The Australian Financial Review. “Very soon after the magnitude of the 2008 financial crisis became clear, a lively debate began about whether central banks and regulators could – and should – have done more to head it off. The traditional view, notably shared by former US Federal Reserve Chairman Alan Greenspan, is that any attempt to prick financial bubbles in advance is doomed to failure. The most central banks can do is to clean up the mess.”

“Hence the fierce (albeit arcane and polite) dispute between the two sides at the International Monetary Fund’s recent meeting in Lima, Peru. It is fair to say that the debate has moved on a little since 2008. Most important, macroprudential regulation has been added to policymakers’ toolkit: simply put, it makes sense to vary banks’ capital requirements according to the financial cycle.”

“But if the idea of the countercyclical buffer is now generally accepted, what of the ‘nuclear option’ to prick a bubble: Is it justifiable to increase interest rates in response to a credit boom, even though the inflation rate might still be below target?

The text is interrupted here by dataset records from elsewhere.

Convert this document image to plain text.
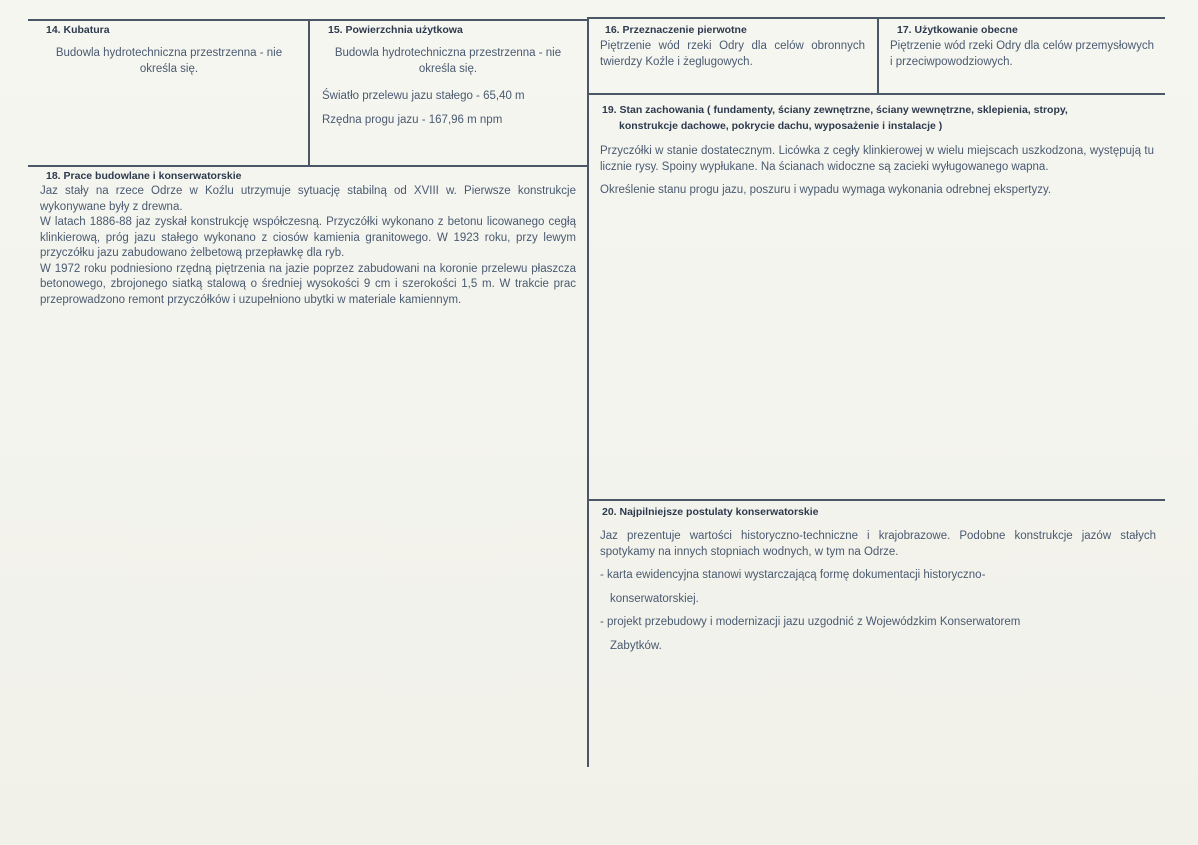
14. Kubatura
Budowla hydrotechniczna przestrzenna - nie określa się.
15. Powierzchnia użytkowa
Budowla hydrotechniczna przestrzenna - nie określa się.
Światło przelewu jazu stałego - 65,40 m
Rzędna progu jazu - 167,96 m npm
16. Przeznaczenie pierwotne
Piętrzenie wód rzeki Odry dla celów obronnych twierdzy Koźle i żeglugowych.
17. Użytkowanie obecne
Piętrzenie wód rzeki Odry dla celów przemysłowych i przeciwpowodziowych.
18. Prace budowlane i konserwatorskie

Jaz stały na rzece Odrze w Koźlu utrzymuje sytuację stabilną od XVIII w. Pierwsze konstrukcje wykonywane były z drewna.

W latach 1886-88 jaz zyskał konstrukcję współczesną. Przyczółki wykonano z betonu licowanego cegłą klinkierową, próg jazu stałego wykonano z ciosów kamienia granitowego. W 1923 roku, przy lewym przyczółku jazu zabudowano żelbetową przepławkę dla ryb.

W 1972 roku podniesiono rzędną piętrzenia na jazie poprzez zabudowani na koronie przelewu płaszcza betonowego, zbrojonego siatką stalową o średniej wysokości 9 cm i szerokości 1,5 m. W trakcie prac przeprowadzono remont przyczółków i uzupełniono ubytki w materiale kamiennym.

19. Stan zachowania ( fundamenty, ściany zewnętrzne, ściany wewnętrzne, sklepienia, stropy,
konstrukcje dachowe, pokrycie dachu, wyposażenie i instalacje )

Przyczółki w stanie dostatecznym. Licówka z cegły klinkierowej w wielu miejscach uszkodzona, występują tu licznie rysy. Spoiny wypłukane. Na ścianach widoczne są zacieki wyługowanego wapna.

Określenie stanu progu jazu, poszuru i wypadu wymaga wykonania odrebnej ekspertyzy.

20. Najpilniejsze postulaty konserwatorskie

Jaz prezentuje wartości historyczno-techniczne i krajobrazowe. Podobne konstrukcje jazów stałych spotykamy na innych stopniach wodnych, w tym na Odrze.

- karta ewidencyjna stanowi wystarczającą formę dokumentacji historyczno-

konserwatorskiej.

- projekt przebudowy i modernizacji jazu uzgodnić z Wojewódzkim Konserwatorem

Zabytków.
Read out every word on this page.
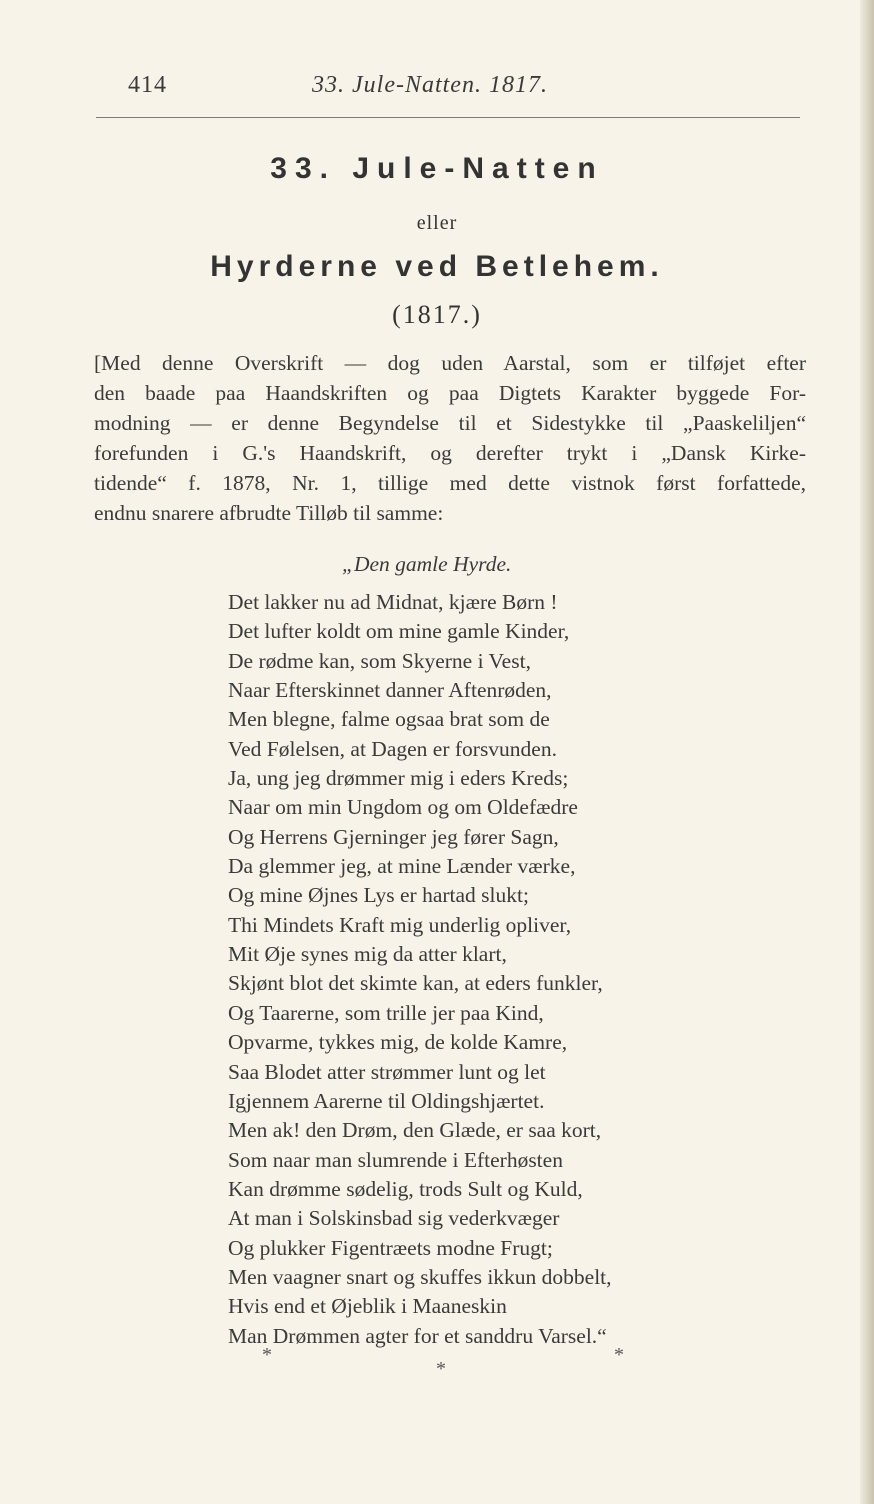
414	33. Jule-Natten. 1817.
33. Jule-Natten
eller
Hyrderne ved Betlehem.
(1817.)
[Med denne Overskrift — dog uden Aarstal, som er tilføjet efter
den baade paa Haandskriften og paa Digtets Karakter byggede For-
modning — er denne Begyndelse til et Sidestykke til „Paaskeliljen“
forefunden i G.'s Haandskrift, og derefter trykt i „Dansk Kirke-
tidende“ f. 1878, Nr. 1, tillige med dette vistnok først forfattede,
endnu snarere afbrudte Tilløb til samme:
„Den gamle Hyrde.
Det lakker nu ad Midnat, kjære Børn !
Det lufter koldt om mine gamle Kinder,
De rødme kan, som Skyerne i Vest,
Naar Efterskinnet danner Aftenrøden,
Men blegne, falme ogsaa brat som de
Ved Følelsen, at Dagen er forsvunden.
Ja, ung jeg drømmer mig i eders Kreds;
Naar om min Ungdom og om Oldefædre
Og Herrens Gjerninger jeg fører Sagn,
Da glemmer jeg, at mine Lænder værke,
Og mine Øjnes Lys er hartad slukt;
Thi Mindets Kraft mig underlig opliver,
Mit Øje synes mig da atter klart,
Skjønt blot det skimte kan, at eders funkler,
Og Taarerne, som trille jer paa Kind,
Opvarme, tykkes mig, de kolde Kamre,
Saa Blodet atter strømmer lunt og let
Igjennem Aarerne til Oldingshjærtet.
Men ak! den Drøm, den Glæde, er saa kort,
Som naar man slumrende i Efterhøsten
Kan drømme sødelig, trods Sult og Kuld,
At man i Solskinsbad sig vederkvæger
Og plukker Figentræets modne Frugt;
Men vaagner snart og skuffes ikkun dobbelt,
Hvis end et Øjeblik i Maaneskin
Man Drømmen agter for et sanddru Varsel.“
*
*
*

And should central banks be given a specific financial-stability objective, separate from an inflation target?”

“Jaime Caruana, the General Manager of the BIS, and a former Governor of the Bank of Spain, answers yes to both questions. In Lima, he argued that the so-called ’separation principle,’ whereby monetary and financial stability are addressed differently and tasked to separate agencies, no longer makes sense. The two sets of policies are, of course, bound to interact; but Caruana argues that it is wrong to say that we know too little about financial instability to be able to act in a preemptive way. We know as much about bubbles as we do about inflation, Caruana argues, and central banks’ need to move interest rates for reasons other than the short-term control of consumer-price trends should be explicitly recognised.”

“My view is that Caruana had the best of the arguments in Lima. We need our central bankers to make complex decisions and to be able to balance potentially conflicting objectives. We accept that they will not always be right. However, it is surely incumbent on them to learn from the biggest financial meltdown of the last 80 years, rather than to press on, regardless, with policy approaches that so signally failed. - Howard Davies, the first chairman of the United Kingdom’s Financial Services Authority (1997-2003), is Chairman of the Royal Bank of Scotland. He was Director of the London School of Economics (2003-11)”

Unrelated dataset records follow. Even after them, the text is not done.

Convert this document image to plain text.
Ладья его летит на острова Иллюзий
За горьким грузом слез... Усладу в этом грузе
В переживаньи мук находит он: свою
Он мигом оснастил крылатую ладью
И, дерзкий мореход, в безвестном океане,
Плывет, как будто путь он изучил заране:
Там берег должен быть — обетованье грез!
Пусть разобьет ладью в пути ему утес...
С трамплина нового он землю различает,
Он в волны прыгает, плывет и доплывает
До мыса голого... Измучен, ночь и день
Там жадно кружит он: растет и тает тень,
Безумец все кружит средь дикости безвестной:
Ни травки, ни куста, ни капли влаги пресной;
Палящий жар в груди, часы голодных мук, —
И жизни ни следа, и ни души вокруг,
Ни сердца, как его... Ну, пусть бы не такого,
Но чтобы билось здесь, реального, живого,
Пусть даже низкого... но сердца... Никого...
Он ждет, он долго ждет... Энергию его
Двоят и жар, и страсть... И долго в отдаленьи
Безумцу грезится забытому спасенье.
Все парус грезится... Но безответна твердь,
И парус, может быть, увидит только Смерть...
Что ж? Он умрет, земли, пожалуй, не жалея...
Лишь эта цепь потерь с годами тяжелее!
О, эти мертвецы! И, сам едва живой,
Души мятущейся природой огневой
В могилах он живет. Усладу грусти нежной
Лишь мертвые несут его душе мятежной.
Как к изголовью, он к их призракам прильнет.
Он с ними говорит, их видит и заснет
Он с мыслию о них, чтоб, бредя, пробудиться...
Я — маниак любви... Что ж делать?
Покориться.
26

From Ghana Web. “In May 2010, I put out an article on the burgeoning real estate market in Ghana with the title ‘The luxury condo and townhome market is booming in Ghana’. Today, in the year 2015, I am going to be very bold and predict to my fellow industry practitioners that THE HIGH LUXURY REAL ESTATE PRICES IN GHANA WILL COME DOWN! The luxury real estate market in Ghana has been so flooded and saturated by so many industry players that, suddenly, we now have a glut and an oversupply of properties in that segment of the market; so much so that it is not funny.”

“In year 2015, it is a completely different marketplace. Recently completed apartment projects are empty, literally begging for buyers or renters to pick up! Because I am on the ground floor in our industry and I happen to be in direct contact with both buyers and renters on one hand and sellers and developers on the other hand. I recently got engaged by an investor who had purchased these beautiful 20+ units of apartments in a gated community two years ago in a highly desirable part of town. Except for two tenants, the property remained empty for the entire period until five months ago when I took up his appointment. At that time, the rent this property owner was asking for his 3-bedroom apartments was $2500 per month. I told him, ‘Sir, you have to reduce the price.’ Reluctantly, he agreed.”

“So from $2500, we went down to $2000, then to $1800 a few weeks after and finally down to $1600. Guess what? Today, we are filling up those apartments very fast and even the tenants are bringing their friends to come by and snap up the remaining.”